Ее желудок никак не успокаивался. Мадлен не собиралась больше говорить с Векстоном, но обстоятельства были сильнее ее решения.
— Если ты немедленно не остановишься, меня вырвет здесь же.
Угроза возымела действие. Дункан подал воинам знак остановиться. Соскочив на землю, он быстро снял девушку с коня.
— Почему мы остановились? — раздался взволнованный голос Джиларда, который тоже спешился и встревоженно смотрел на брата. — Мы же почти дома!

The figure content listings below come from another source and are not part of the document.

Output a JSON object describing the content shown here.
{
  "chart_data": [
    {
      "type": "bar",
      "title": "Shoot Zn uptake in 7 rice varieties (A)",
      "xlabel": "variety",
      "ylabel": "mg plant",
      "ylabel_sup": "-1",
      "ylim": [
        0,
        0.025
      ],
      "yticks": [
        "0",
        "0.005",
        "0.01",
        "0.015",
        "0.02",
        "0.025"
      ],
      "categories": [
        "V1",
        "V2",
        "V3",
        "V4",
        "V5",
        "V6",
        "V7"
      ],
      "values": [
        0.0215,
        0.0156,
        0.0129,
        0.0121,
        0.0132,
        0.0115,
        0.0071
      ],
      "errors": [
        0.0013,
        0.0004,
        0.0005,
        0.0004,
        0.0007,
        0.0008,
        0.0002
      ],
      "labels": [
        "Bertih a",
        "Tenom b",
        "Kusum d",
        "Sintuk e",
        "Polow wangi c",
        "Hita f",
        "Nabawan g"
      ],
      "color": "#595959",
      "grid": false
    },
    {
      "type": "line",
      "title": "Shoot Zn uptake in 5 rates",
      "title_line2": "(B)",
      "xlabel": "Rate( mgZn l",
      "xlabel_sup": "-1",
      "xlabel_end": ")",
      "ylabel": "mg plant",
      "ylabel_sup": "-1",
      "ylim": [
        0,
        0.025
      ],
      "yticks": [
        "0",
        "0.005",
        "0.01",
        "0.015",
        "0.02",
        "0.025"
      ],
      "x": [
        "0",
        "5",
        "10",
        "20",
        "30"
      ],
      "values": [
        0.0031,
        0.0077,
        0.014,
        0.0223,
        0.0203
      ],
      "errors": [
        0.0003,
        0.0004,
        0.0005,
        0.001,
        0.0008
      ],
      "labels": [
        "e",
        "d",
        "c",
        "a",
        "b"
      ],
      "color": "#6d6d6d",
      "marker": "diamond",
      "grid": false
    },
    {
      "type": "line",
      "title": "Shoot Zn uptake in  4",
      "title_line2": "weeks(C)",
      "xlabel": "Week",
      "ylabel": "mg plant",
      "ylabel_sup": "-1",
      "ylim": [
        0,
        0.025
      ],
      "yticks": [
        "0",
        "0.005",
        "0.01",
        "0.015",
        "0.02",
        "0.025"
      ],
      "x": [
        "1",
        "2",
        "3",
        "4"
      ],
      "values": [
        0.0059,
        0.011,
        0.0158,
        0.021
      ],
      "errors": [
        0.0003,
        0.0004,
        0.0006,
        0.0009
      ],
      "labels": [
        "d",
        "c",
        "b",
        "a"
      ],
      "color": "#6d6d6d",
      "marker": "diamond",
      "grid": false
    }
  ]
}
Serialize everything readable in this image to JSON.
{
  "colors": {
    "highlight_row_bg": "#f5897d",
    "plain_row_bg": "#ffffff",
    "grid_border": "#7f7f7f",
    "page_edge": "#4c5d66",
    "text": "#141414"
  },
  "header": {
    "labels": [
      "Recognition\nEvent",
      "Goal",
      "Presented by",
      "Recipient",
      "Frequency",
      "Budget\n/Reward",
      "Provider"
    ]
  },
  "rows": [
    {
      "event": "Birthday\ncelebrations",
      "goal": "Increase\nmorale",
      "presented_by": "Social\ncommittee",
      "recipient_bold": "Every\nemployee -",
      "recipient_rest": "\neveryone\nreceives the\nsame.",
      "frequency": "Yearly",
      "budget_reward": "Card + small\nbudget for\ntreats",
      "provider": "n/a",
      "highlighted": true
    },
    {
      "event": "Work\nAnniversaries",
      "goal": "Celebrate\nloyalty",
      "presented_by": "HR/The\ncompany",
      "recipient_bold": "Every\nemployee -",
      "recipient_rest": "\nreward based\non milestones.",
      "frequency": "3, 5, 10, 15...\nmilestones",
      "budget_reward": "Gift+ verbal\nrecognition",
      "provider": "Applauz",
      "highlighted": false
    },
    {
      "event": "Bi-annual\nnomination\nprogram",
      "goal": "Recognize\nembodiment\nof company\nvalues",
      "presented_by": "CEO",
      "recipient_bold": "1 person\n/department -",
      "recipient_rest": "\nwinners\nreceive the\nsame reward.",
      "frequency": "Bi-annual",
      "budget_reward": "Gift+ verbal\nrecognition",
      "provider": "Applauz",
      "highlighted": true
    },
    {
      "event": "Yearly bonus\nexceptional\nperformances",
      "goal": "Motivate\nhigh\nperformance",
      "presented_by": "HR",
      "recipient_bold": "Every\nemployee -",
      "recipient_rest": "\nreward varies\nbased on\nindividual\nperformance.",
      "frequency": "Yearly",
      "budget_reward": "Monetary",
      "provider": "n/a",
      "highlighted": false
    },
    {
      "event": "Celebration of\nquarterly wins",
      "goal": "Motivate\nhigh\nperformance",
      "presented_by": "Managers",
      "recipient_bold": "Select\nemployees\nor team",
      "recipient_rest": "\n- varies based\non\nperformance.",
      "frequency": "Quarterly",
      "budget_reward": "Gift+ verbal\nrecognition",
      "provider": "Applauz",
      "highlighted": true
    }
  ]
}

— Из-за леди Мадлен! — коротко бросил барон, не желая вдаваться в более подробные объяснения.
Мадлен уже было побрела к деревьям, но, услышав вопрос Джиларда, на миг остановилась, промолвив:
— Я не задержу вас, подождите меня, Джилард.
Джилард удивленно приподнял брови и перевел взгляд на брата, который, не сводя глаз с Мадлен, хмурился все сильнее.
— Она много пережила, — поспешил успокоить Дункана Джилард, опасаясь, что барон сейчас обрушит на Мадлен свой гнев.
Но Векстон лишь покачал головой. Он следил за девушкой, пока она не исчезла за деревьями.
— Что-то здесь не так, — пробормотал он, пытаясь понять, что тревожит его.
— Может, она заболела? — предположил Джилард.
— Но… но она грозилась… — Не договорив, барон поспешил вслед за пленницей.
Джилард попытался остановить брата:
— Оставь ее, Дункан. Пусть побудет минутку одна, а потом все равно вернется к нам, — проговорил он. — Здесь же все равно негде как следует спрятаться.
Дункан лишь отмахнулся от Джиларда. Он успел заметить боль в глазах Мадлен, видел, что она едва передвигает ноги. Дело, вероятно, не в желудке. Если бы ее просто тошнило, она не держалась бы с таким страдальческим видом за бедро. И если бы Мадлен боялась, что ее вырвет, она побежала бы в лес — подальше от глаз его воинов, а не брела бы туда еле-еле. Нет, что-то здесь было не так, и Векстон намеревался выяснить, в чем дело.
Он нашел пленницу у кривого дуба. Прислонившись к толстому стволу, она, опустив голову, плакала. Барон помедлил, не желая пугать девушку и выжидая. Она медленно сняла с себя плащ и бросила его на землю. И тут Векстон понял, что случилось. Платье Мадлен с левой стороны было порвано, и весь подол пропитался кровью.
Дункан даже не отдавал себе отчет, что с его уст сорвался громкий крик, он лишь увидел, что Мадлен испуганно смотрит на него. У нее не было сил убежать от Векстона или хотя бы оттолкнуть его, когда он опустился перед ней на колени, поднял платье и отвел ее руки от раны.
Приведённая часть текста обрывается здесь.